Popular beliefs, and comforting ones for those who want to ignore the perils of fighting white supremacy, are that Colin Kaepernick is not on an NFL roster because he’d be a distraction, doesn’t care about football, doesn’t even want to play football, is not a good player, and hasn’t come out and said he wants to play football. Chip Kelly, his former coach, has said none of these things are true.
Kelly told ESPN’s Adam Schefter that Kaepernick is not a distraction, he is dedicated to football, he’s still training in New York and preparing to play and he’s a talented quarterback who should be even better in 2017. The distraction refutation has been backed up by Kaepernick’s 49er teammates who gave him the team leadership award last year. Add Kelly to the list of coaches with nothing but glowing accolades for Kaepernick which include Pete Carroll, Jim Harbaugh and John Harbaugh.

Colin Kaepernick Fought White Supremacy And Won

Steven Ruiz notes that 144 quarterbacks have thrown at least 200 passes during their age-29 season. Kaepernick is one of those 144 guys. And 143 of those quarterbacks were on an NFL roster the following season. It’s looking more and more likely that Kaepernick will NOT be one of those 143 guys.
This is an extraordinary case and should be treated as such. This clearly has nothing to do with football. Kaepernick is one of the 30 most talented quarterbacks on this planet. He has experience in multiple systems. He is a better quarterback now than he was when the 49ers gave him a $114 million contract in 2014.
Giants co-owner John Mara told Jenny Vrentas of The MMQB that he received numerous letters from fans saying how angry they would be if a Giants player protested like former Niners quarterback Colin Kaepernick did.

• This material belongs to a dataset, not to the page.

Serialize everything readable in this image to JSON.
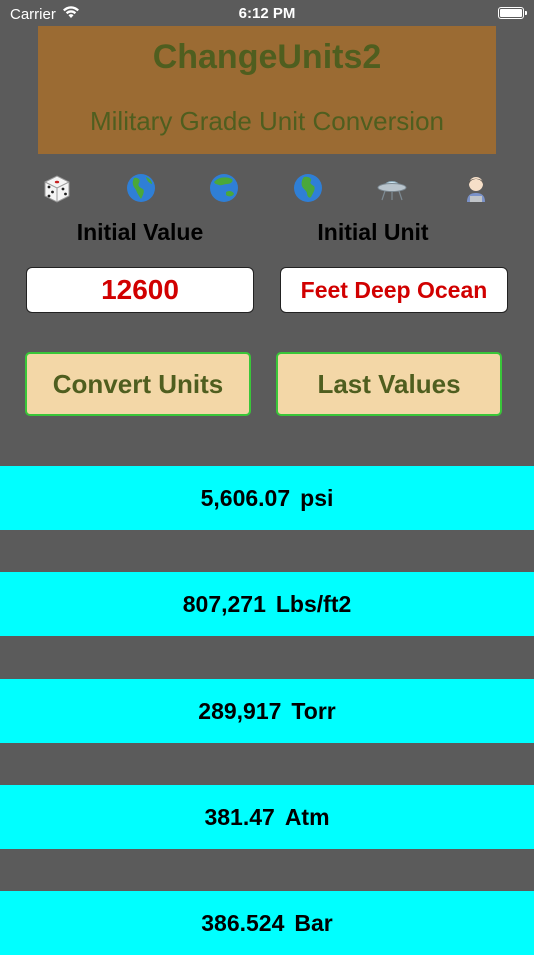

“All my years being in the league, I never received more emotional mail from people than I did about that issue,” Mara said. “‘If any of your players ever do that, we are never coming to another Giants game.’ It wasn’t one or two letters. It was a lot. It’s an emotional, emotional issue for a lot of people, moreso than any other issue I’ve run into.”

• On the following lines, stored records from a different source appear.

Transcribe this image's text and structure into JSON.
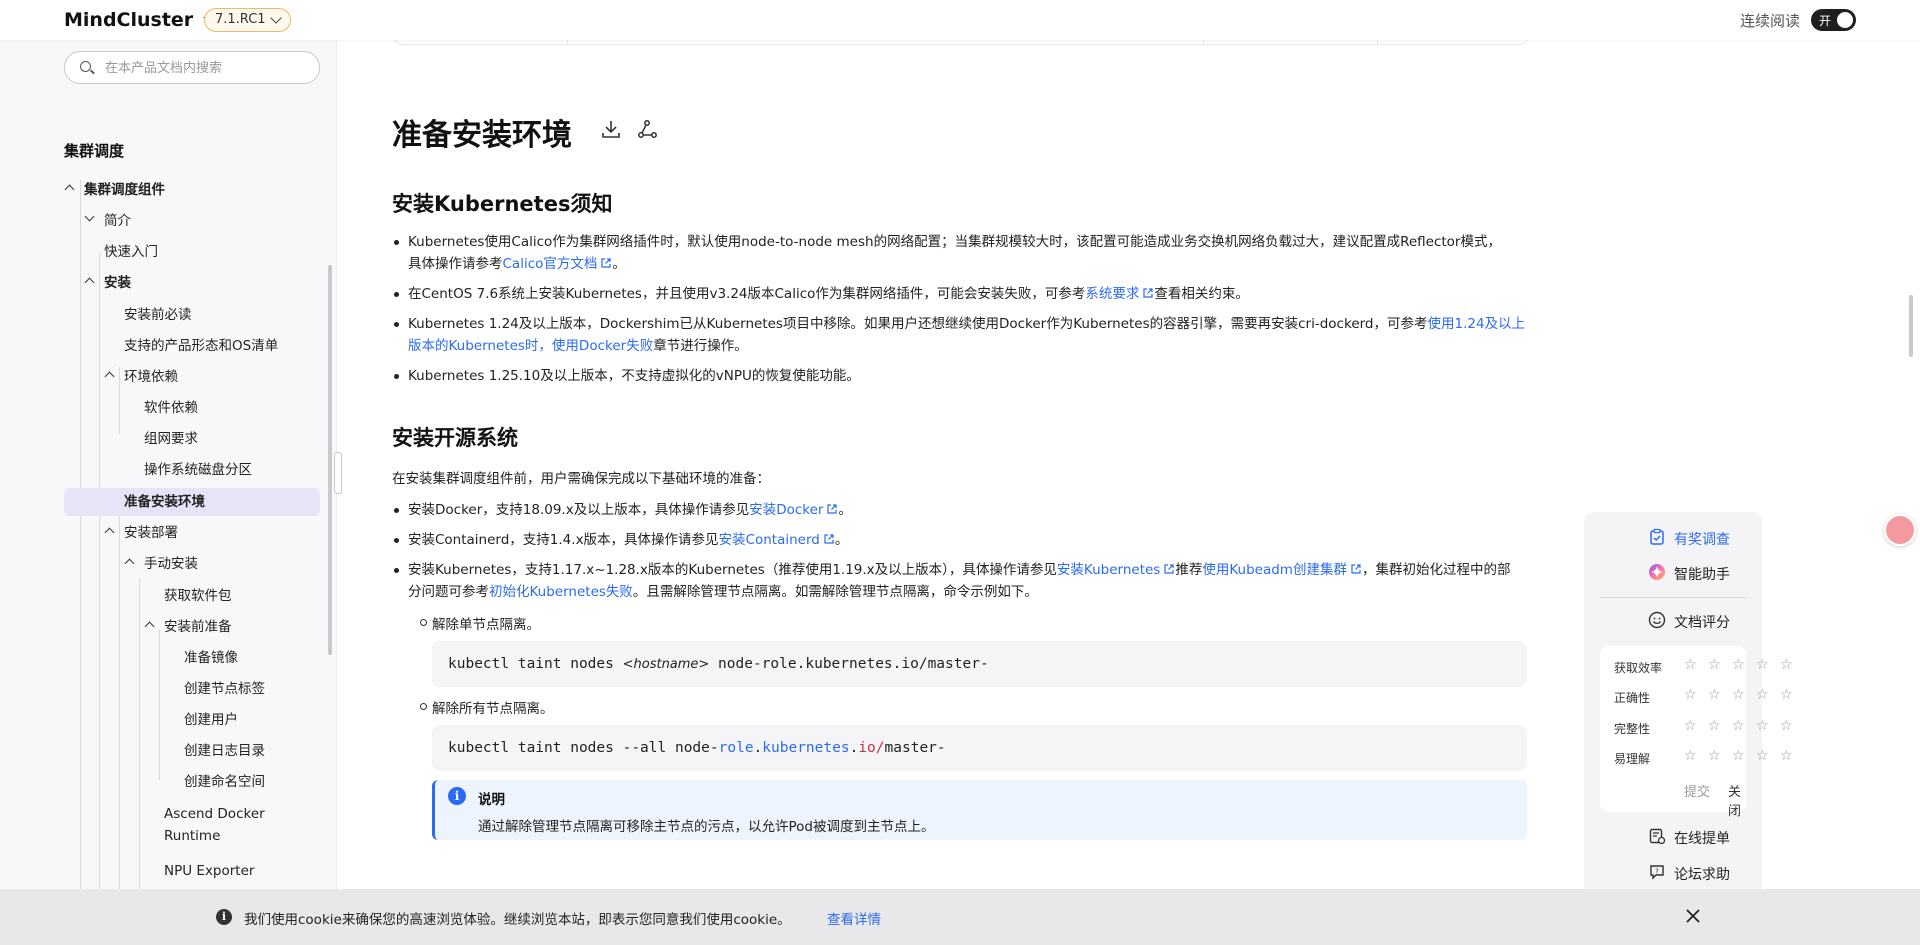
{
  "header": {
    "brand": "MindCluster",
    "version": "7.1.RC1",
    "continuous_reading": "连续阅读",
    "toggle_label": "开"
  },
  "sidebar": {
    "search_placeholder": "在本产品文档内搜索",
    "title": "集群调度",
    "items": [
      {
        "label": "集群调度组件",
        "level": 1,
        "expanded": true
      },
      {
        "label": "简介",
        "level": 2,
        "expanded": true
      },
      {
        "label": "快速入门",
        "level": 2
      },
      {
        "label": "安装",
        "level": 2,
        "expanded": true
      },
      {
        "label": "安装前必读",
        "level": 3
      },
      {
        "label": "支持的产品形态和OS清单",
        "level": 3
      },
      {
        "label": "环境依赖",
        "level": 3,
        "expanded": true
      },
      {
        "label": "软件依赖",
        "level": 4
      },
      {
        "label": "组网要求",
        "level": 4
      },
      {
        "label": "操作系统磁盘分区",
        "level": 4
      },
      {
        "label": "准备安装环境",
        "level": 3,
        "active": true
      },
      {
        "label": "安装部署",
        "level": 3,
        "expanded": true
      },
      {
        "label": "手动安装",
        "level": 4,
        "expanded": true
      },
      {
        "label": "获取软件包",
        "level": 5
      },
      {
        "label": "安装前准备",
        "level": 5,
        "expanded": true
      },
      {
        "label": "准备镜像",
        "level": 6
      },
      {
        "label": "创建节点标签",
        "level": 6
      },
      {
        "label": "创建用户",
        "level": 6
      },
      {
        "label": "创建日志目录",
        "level": 6
      },
      {
        "label": "创建命名空间",
        "level": 6
      },
      {
        "label": "Ascend Docker",
        "label2": "Runtime",
        "level": 5
      },
      {
        "label": "NPU Exporter",
        "level": 5
      }
    ]
  },
  "main": {
    "page_title": "准备安装环境",
    "section1": {
      "heading": "安装Kubernetes须知",
      "b1_text": "Kubernetes使用Calico作为集群网络插件时，默认使用node-to-node mesh的网络配置；当集群规模较大时，该配置可能造成业务交换机网络负载过大，建议配置成Reflector模式，",
      "b1_text2": "具体操作请参考",
      "b1_link": "Calico官方文档",
      "b1_end": "。",
      "b2_text": "在CentOS 7.6系统上安装Kubernetes，并且使用v3.24版本Calico作为集群网络插件，可能会安装失败，可参考",
      "b2_link": "系统要求",
      "b2_end": "查看相关约束。",
      "b3_text": "Kubernetes 1.24及以上版本，Dockershim已从Kubernetes项目中移除。如果用户还想继续使用Docker作为Kubernetes的容器引擎，需要再安装cri-dockerd，可参考",
      "b3_link": "使用1.24及以上",
      "b3_link2": "版本的Kubernetes时，使用Docker失败",
      "b3_end": "章节进行操作。",
      "b4_text": "Kubernetes 1.25.10及以上版本，不支持虚拟化的vNPU的恢复使能功能。"
    },
    "section2": {
      "heading": "安装开源系统",
      "intro": "在安装集群调度组件前，用户需确保完成以下基础环境的准备：",
      "b1_text": "安装Docker，支持18.09.x及以上版本，具体操作请参见",
      "b1_link": "安装Docker",
      "b1_end": "。",
      "b2_text": "安装Containerd，支持1.4.x版本，具体操作请参见",
      "b2_link": "安装Containerd",
      "b2_end": "。",
      "b3_text": "安装Kubernetes，支持1.17.x~1.28.x版本的Kubernetes（推荐使用1.19.x及以上版本），具体操作请参见",
      "b3_link": "安装Kubernetes",
      "b3_mid": "推荐",
      "b3_link2": "使用Kubeadm创建集群",
      "b3_end": "，集群初始化过程中的部",
      "b3_line2_text": "分问题可参考",
      "b3_line2_link": "初始化Kubernetes失败",
      "b3_line2_end": "。且需解除管理节点隔离。如需解除管理节点隔离，命令示例如下。",
      "sub1": "解除单节点隔离。",
      "code1_pre": "kubectl taint nodes ",
      "code1_placeholder": "<hostname>",
      "code1_post": " node-role.kubernetes.io/master-",
      "sub2": "解除所有节点隔离。",
      "code2_a": "kubectl taint nodes --all node-",
      "code2_b": "role",
      "code2_c": ".",
      "code2_d": "kubernetes",
      "code2_e": ".",
      "code2_f": "io/",
      "code2_g": "master-",
      "note_title": "说明",
      "note_text": "通过解除管理节点隔离可移除主节点的污点，以允许Pod被调度到主节点上。"
    }
  },
  "right_panel": {
    "survey": "有奖调查",
    "assistant": "智能助手",
    "rating_title": "文档评分",
    "criteria": [
      "获取效率",
      "正确性",
      "完整性",
      "易理解"
    ],
    "star": "☆",
    "submit": "提交",
    "close": "关闭",
    "ticket": "在线提单",
    "forum": "论坛求助"
  },
  "cookie": {
    "message": "我们使用cookie来确保您的高速浏览体验。继续浏览本站，即表示您同意我们使用cookie。",
    "details": "查看详情"
  },
  "colors": {
    "accent": "#2b6bf3",
    "active_bg": "#e9e3f8",
    "version_border": "#f0b86a"
  }
}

Chauncey DeVega chronicles white supremacy. In the United States, a white supremacist racial order was birthed by a revolt in 17th-century Virginia, when black and white indentured servants allied together to fight for their freedom and rights. White elites defeated their rebellion and instituted a system of racial classification in which white indentured servants would be given land and guns after their service was complete while blacks would be made into a permanent class of slaves. Colin Kaepernick is a direct threat to uniting those of all races against our power structure which is largely white being biracial and playing a high profile position in America’s most popular sport.
With white supremacy, intent is secondary to the unequal outcomes across the colorline that individuals benefit from and perpetuate. White privilege is central here: those people considered “white” are also judged to be “normal”; the experiences of white people are taken to be universal and a baseline for how others are to be evaluated; African-Americans are judged en masse as having “bad culture” while whites are de facto viewed as having “good culture.” White people are viewed as individuals where the bad behavior of one white person does not reflect at all on the merits of the group. By comparison, African Americans and other people of color are not afforded that freedom. Ultimately, for white supremacy one’s “Americanness” is naturally linked to one’s whiteness, while the loyalty, and sense of civic belonging assigned to people of color, is contingent until proven otherwise. Colin Kaepernick, in a very visible way, has told us that his experience is very normal for black men and it does not inspire fealty to the flag. He’s rich, privileged, revered and still points to the inequity of people in this country who look like him.
Colin Kaepernick fought white supremacy and won. It may cost him his job in football, but it has etched him as a hero and beacon to many who don’t view the flag with awe and respect because of how they have been treated currently and historically.